Joana Carneiro faz a reconstrução de sobrancelhas em duas sessões, a segunda passados 30 dias por causa da cicatrização. “O pigmento está na primeira camada da pele, o organismo tem de reconhecer o pigmento”, explica. Um ano depois normalmente, dependendo da pele de cada pessoa, é preciso voltar para a manutenção. É todo um processo. E é semipermanente, não dura toda a vida. É necessário retocar, avisa.

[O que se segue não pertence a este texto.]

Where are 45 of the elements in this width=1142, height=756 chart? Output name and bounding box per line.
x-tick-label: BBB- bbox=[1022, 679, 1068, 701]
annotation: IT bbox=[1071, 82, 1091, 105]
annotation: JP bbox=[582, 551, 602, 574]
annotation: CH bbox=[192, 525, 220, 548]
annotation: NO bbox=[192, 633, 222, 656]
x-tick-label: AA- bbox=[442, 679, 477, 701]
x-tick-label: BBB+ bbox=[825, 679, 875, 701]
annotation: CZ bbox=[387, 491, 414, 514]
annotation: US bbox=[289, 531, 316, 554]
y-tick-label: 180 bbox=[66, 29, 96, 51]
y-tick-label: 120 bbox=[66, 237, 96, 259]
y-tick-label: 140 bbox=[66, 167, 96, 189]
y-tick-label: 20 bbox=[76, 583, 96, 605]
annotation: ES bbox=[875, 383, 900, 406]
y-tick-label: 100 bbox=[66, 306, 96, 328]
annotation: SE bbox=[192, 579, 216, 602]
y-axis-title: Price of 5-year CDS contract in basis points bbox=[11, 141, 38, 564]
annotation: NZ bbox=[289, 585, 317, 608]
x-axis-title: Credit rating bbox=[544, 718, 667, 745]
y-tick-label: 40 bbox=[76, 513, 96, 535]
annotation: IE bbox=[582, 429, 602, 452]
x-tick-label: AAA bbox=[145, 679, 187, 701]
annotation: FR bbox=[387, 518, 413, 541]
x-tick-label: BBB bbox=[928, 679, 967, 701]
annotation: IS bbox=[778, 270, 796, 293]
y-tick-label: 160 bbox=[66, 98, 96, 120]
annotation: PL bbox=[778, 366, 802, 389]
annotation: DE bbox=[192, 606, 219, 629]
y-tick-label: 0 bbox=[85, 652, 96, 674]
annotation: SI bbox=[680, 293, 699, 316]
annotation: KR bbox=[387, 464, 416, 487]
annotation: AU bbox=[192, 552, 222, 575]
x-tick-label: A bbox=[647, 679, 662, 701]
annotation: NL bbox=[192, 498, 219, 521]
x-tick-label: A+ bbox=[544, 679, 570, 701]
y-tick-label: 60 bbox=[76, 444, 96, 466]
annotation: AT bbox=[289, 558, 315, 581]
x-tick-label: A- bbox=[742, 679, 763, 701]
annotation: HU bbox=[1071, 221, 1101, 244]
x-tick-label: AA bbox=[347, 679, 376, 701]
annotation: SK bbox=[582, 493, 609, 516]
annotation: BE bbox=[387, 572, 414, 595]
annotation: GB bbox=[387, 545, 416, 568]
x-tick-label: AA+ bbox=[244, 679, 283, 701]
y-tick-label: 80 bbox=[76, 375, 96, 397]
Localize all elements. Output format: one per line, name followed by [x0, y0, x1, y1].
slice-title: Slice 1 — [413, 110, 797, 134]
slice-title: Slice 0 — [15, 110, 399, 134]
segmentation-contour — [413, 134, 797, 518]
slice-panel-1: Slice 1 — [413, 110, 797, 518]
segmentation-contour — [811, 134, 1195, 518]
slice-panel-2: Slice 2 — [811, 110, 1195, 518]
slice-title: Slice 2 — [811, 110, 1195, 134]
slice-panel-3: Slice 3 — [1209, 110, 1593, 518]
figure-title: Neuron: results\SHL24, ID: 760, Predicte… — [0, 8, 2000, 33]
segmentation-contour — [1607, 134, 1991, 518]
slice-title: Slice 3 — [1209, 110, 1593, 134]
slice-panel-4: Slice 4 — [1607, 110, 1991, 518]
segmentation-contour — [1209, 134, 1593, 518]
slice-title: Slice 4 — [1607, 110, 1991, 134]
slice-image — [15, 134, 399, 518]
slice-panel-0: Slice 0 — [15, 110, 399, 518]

Joana Carneiro, esteticista e maquilhadora, faz reconstrução de sobrancelhas

Várias situações, várias histórias

“Há várias situações, várias histórias”, conta Sérgio Carvalho que, nestes casos, não aborda o assunto de modo hospitalar. Nada disso. “É uma abordagem muito mais cuidada”, diz. O primeiro contacto é uma conversa para perceber o contexto, a intervenção a fazer, o tipo de cor a usar no mamilo. A primeira consulta é para conversar. A reconstrução é feita no estúdio sem mais ninguém, com os acompanhantes que a cliente quiser levar consigo. “Atendo à porta fechada.” A duração não é muito demorada, depende de um conjunto de circunstâncias a que Sérgio Carvalho dá a máxima atenção. É preciso à vontade, escutar o que é dito ou respeitar o silêncio.

A sua postura positiva ajuda, o trabalho é profissional, as emoções não desaparecem do peito. “As histórias são múltiplas, há histórias que não são assim tão boas, outras em que a pessoa deu a volta à situação. O final é sempre muito agradável, vem um sorriso”, sustenta o tatuador. E é esse sorriso o melhor agradecimento, a sensação de que vale a pena. “Quando se olham ao espelho, veem que recuperaram alguma coisa.” E Sérgio Carvalho não tem dúvidas de quem tem à frente. “São pessoas com muita força, muito positivas. São lutadoras.”

No início deste mês, a cabeleireira Mafalda Perfeito esteve no programa da manhã da SIC, “Casa feliz”, de João Baião e Diana Chaves, com Sara Rodrigues que tinha perdido cabelo por causa dos tratamentos de quimioterapia de um cancro da mama. Agora tem cabelo comprido. Foi uma partilha de experiências, de quem procurou recuperar a sua imagem, de quem o fez num trabalho de intimidade e confiança. Ter cabelo é voltar a uma vida normal. É não ter uma imagem dentro de casa e outra fora de casa. É recuperar a identidade.

Mafalda Perfeito é cabeleireira e psicóloga

Joana Carneiro não esquece o dia em que desenhou as sobrancelhas a um homem pela primeira vez. Um homem de 60 anos, em recuperação de um cancro no pâncreas. A coincidência foi tal que esse senhor chegou à esteticista quando perguntou à filha se sabia de alguém que pudesse reparar o seu rosto. Nesse dia, a filha, em tratamento de um cancro na mama, tinha estado a tratar das suas sobrancelhas com Joana Carneiro. Foi lá, a angústia de ficar sem sobrancelhas desapareceu, ficou surpreendido com o resultado e satisfeito com desenho pelo a pelo de forma mais natural possível.

Joana Carneiro, instalada no número 591 do Largo Estevão Torres, em Gaia, oferece o tratamento depois das histórias chegarem ao seu email [email protected] acompanhadas da devida declaração médica. As doenças são pesadas, mas há sempre formas de dar a volta e recuperar o que se pensava perdido.